US couple follows ‘the box’, and their hearts, to Bengal

US couple follows ‘the box’, and their hearts, to Bengal

February 24, 2015

Twenty-seven years ago, Alan Teller and Jerri Zbiral stumbled upon an ordinary shoebox containing 130 brown envelopes, each containing a 4” x 5” negative with a black-and-white print stapled to it. Little did the couple from Evanston in Chicago know that these photographs – taken 70 years ago in rural Bengal – would change their lives forever. Not only theirs, but also those of their Bengal collaborators, who, inspired by the couple's epic exploration in the state, have created a wide array of artistic expressions in their respective fields of art – cinema, painting, art installation, graphic novel, photography, collage and story scroll.

Their exhibition – ‘Following the Box’ – after its maiden show at Birla Academy in Kolkata, from February 14 to March 7, will travel to Chicago and New York. Jerri and Alan, who are in their mid-60s, have also done their own bit for the exhibition. Jerri has created a jigsaw puzzle with the photographs. “It is a mystery we are yet to unravel fully,” she said. Alan, on the other hand, is building an interesting darkroom.

The couple (Wikipedia)

The photographs – of temples, and scenes of rural life, like people doing laundry, fishing, threshing paddy, ploughing fields, playing musical instruments, rolling a paan – are marked by the camaraderie between the photographer and the subjects. “There appears to be a mutual respect, a cultural awareness unusual for the time. We sometimes wonder whether the photographer was an army doctor, which might explain the warmth. It is clear that this photographer had a respect for the people and the lifestyle,” said Jerri.
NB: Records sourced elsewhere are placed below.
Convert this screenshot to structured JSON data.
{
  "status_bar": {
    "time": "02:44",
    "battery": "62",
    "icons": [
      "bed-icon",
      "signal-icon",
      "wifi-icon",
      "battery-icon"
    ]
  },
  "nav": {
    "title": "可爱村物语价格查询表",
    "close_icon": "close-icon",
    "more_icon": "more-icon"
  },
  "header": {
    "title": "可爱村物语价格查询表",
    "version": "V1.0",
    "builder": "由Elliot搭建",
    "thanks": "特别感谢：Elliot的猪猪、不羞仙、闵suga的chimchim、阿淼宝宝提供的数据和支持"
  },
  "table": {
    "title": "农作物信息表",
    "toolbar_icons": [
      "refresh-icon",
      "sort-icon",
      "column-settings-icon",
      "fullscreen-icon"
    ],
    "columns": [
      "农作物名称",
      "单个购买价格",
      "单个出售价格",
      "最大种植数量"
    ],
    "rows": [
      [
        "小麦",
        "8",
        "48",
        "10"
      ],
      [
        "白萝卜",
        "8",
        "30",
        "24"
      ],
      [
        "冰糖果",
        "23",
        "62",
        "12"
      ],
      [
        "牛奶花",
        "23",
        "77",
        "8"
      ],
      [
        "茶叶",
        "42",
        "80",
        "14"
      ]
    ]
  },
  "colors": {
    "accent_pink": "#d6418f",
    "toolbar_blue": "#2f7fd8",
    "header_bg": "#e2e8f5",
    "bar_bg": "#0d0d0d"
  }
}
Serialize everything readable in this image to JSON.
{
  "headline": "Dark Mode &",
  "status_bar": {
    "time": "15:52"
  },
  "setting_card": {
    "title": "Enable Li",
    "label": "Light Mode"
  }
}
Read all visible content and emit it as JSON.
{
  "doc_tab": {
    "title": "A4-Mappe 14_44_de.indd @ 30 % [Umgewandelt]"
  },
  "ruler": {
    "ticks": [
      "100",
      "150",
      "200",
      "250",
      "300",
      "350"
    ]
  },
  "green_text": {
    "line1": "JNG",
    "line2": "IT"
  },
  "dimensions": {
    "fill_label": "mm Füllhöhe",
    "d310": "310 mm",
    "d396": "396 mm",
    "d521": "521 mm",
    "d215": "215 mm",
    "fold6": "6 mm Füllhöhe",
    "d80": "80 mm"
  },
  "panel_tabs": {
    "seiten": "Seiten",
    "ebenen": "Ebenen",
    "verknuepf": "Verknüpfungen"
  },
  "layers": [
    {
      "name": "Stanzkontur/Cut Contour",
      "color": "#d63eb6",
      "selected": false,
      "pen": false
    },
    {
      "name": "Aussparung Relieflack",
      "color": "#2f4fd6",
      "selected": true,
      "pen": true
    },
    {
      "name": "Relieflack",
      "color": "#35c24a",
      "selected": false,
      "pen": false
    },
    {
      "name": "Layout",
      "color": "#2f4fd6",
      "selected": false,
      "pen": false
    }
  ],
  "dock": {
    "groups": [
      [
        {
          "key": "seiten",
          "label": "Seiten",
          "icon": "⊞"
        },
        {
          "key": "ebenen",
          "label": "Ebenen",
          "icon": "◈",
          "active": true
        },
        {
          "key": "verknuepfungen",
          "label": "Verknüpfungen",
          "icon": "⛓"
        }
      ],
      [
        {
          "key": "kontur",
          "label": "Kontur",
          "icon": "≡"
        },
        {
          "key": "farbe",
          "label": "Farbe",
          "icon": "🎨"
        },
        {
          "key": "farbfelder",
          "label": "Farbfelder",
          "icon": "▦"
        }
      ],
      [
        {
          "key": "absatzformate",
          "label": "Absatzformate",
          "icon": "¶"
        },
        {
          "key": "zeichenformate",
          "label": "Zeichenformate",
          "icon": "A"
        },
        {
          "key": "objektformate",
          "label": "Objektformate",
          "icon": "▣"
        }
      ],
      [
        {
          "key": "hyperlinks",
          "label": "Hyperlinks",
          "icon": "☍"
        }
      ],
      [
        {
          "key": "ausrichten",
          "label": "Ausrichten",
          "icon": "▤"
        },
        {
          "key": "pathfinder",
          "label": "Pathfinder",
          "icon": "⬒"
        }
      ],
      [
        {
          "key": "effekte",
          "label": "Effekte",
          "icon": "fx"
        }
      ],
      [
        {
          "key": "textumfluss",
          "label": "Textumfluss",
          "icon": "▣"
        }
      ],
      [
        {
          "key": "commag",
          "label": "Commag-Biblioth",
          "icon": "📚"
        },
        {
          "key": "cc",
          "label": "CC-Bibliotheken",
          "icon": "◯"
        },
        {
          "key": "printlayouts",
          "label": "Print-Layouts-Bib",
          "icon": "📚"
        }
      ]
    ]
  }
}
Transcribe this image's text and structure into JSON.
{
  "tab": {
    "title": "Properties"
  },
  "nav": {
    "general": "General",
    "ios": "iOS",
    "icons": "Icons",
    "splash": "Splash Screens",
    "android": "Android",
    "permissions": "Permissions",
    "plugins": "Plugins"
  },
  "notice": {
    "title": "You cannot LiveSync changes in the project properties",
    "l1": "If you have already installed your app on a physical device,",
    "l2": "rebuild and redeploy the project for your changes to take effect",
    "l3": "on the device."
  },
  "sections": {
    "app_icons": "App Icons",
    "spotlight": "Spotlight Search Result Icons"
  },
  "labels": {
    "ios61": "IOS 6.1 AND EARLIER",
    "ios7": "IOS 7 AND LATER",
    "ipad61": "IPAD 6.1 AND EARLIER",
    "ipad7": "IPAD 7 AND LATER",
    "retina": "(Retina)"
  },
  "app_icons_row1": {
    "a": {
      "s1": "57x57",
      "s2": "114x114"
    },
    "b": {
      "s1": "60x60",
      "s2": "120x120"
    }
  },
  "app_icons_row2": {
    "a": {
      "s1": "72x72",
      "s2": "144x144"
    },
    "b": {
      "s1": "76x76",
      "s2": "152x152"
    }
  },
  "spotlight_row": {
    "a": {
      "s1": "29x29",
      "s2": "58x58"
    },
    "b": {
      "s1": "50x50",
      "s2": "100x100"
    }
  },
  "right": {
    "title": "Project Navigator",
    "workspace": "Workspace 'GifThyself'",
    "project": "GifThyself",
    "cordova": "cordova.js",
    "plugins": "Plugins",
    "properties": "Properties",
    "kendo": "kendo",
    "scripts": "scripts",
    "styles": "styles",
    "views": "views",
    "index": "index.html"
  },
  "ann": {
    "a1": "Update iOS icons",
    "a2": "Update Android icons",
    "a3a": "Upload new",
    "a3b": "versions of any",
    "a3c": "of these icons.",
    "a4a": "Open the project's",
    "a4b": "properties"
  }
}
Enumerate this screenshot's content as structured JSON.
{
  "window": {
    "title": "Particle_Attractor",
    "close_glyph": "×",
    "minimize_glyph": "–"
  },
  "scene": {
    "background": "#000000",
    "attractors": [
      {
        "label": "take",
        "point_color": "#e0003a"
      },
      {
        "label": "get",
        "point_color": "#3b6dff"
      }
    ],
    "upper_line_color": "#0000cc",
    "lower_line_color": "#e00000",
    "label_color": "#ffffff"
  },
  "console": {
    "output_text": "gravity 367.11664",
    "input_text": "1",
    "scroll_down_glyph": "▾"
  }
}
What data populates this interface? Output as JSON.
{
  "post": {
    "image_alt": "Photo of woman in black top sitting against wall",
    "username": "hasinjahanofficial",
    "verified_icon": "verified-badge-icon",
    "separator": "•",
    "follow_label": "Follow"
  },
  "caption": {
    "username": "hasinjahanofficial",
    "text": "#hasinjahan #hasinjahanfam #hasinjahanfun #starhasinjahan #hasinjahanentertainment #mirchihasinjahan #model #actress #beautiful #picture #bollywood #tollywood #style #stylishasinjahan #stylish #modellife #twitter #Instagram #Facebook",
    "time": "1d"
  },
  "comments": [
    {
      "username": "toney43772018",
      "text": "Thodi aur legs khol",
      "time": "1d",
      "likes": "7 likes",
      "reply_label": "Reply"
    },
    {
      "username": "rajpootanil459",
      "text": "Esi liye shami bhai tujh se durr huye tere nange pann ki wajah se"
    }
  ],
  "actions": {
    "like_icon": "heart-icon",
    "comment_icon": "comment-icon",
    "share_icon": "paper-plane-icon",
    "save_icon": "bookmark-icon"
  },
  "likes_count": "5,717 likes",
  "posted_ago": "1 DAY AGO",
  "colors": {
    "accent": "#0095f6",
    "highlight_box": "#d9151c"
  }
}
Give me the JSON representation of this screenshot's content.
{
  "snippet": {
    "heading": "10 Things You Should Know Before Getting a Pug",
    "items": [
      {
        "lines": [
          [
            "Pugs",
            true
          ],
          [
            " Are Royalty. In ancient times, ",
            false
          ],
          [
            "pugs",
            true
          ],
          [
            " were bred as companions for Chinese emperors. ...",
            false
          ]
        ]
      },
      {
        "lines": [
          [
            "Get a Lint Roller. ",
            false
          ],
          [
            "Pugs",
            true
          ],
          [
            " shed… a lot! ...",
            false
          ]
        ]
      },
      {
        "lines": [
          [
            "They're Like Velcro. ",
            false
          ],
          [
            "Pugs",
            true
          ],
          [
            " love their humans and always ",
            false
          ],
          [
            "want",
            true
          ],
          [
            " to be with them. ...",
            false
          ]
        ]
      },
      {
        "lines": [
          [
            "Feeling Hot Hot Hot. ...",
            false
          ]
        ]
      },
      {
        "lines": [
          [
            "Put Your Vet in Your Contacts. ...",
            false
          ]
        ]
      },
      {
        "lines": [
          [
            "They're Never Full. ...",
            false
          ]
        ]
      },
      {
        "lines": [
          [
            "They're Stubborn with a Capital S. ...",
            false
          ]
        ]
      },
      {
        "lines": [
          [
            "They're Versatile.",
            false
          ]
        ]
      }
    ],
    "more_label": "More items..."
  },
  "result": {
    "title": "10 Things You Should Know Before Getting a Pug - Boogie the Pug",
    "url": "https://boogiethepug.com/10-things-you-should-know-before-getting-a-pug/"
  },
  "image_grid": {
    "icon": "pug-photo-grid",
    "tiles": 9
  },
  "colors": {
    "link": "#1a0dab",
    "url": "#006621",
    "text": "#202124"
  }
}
“The most interesting part of our journey is that we initially knew nothing about the photographs. Things manifested, as life does, on our way forward,” said Alan. “The photos appeared to have been taken in India. The only clue to their provenance was the notations someone had made on the bottom of each negative that read ‘10th PTU’ with a date, most either April 27 or May 3, 1945,” said Alan at their rented apartment near Deshapriya Park. This was quite a turbulent time in India, at the end of World War II, before independence and Partition, after a devastating famine.

Jerri and Alan with their photos, which they acquired in 1988 (Chicago Reader)

Though the photographs were lying with the couple for 25 years, their journey began only in 2011, when they first came to India as their son Max won a scholarship to study Indian classical music under santoor maestro Shiv Kumar Sharma. “Guided by anthropologists at the University of Chicago, we made a preliminary research trip to India to begin to unravel the mystery,” said Jerri. They could, after much search, zero in on Kharagpur as the place captured in the photographs. “In the first trip, we could identify only one temple,” said the couple.

In 2013, they got a Fulbright-Nehru grant. “We spent five months in Kolkata and determined that the photographs were taken by a US soldier stationed at the Salua airfield, a once-secret American base near Kharagpur. Our research revealed that the photographer was associated with the 10th Photographic Technical Unit of the XX Bomber Command, which operated in the China-Burma-India Theater during World War II,” said Jerri. The unit worked from 1942-45, preparing for a possible invasion of Japan. With the decision to drop the atomic bomb, the unit was dissolved.

Balaji Temple in 1945 and 2014 (Jerri Zbiral & Alan Teller/Chicago Reader)

The couple kept travelling in and around Kharagpur. “When we moved around with the album, we used to get mobbed. One day, a youth looked at one of the photos and said the subject was his great-grandfather. Next day, he brought a 90-year-old woman, the daughter-in-law of the man in the picture. We gave her the photo. She started weeping, holding it close to her heart. We were moved,” said Alan. They could identify all but two temples.

“Inspired by his work, we created new art pieces. We soon realised that contemporary Indian artists might be similarly enthralled. Perhaps we could open a dialogue, exploring the ways in which American and Indian perspectives might vary. In Kolkata we were fortunate to find 10 contemporary Indian artists in various disciplines who shared our excitement – Sanjeet Chowdhury, Prabir Purkayastha, Sarbajit Sen, Sunandini Banerjee, Amrita Sen, Alokananda Roy, Mamata Basak and Swarna Chitrakar. They interpreted these images in their own way, shaped by their personal artistic vision and by the cultural net that envelops us all,” said Alan.

“‘Following the Box’ is both a mystery story and a visual dialogue between Americans and Indians over time, ultimately a celebration of the power of art,” he said.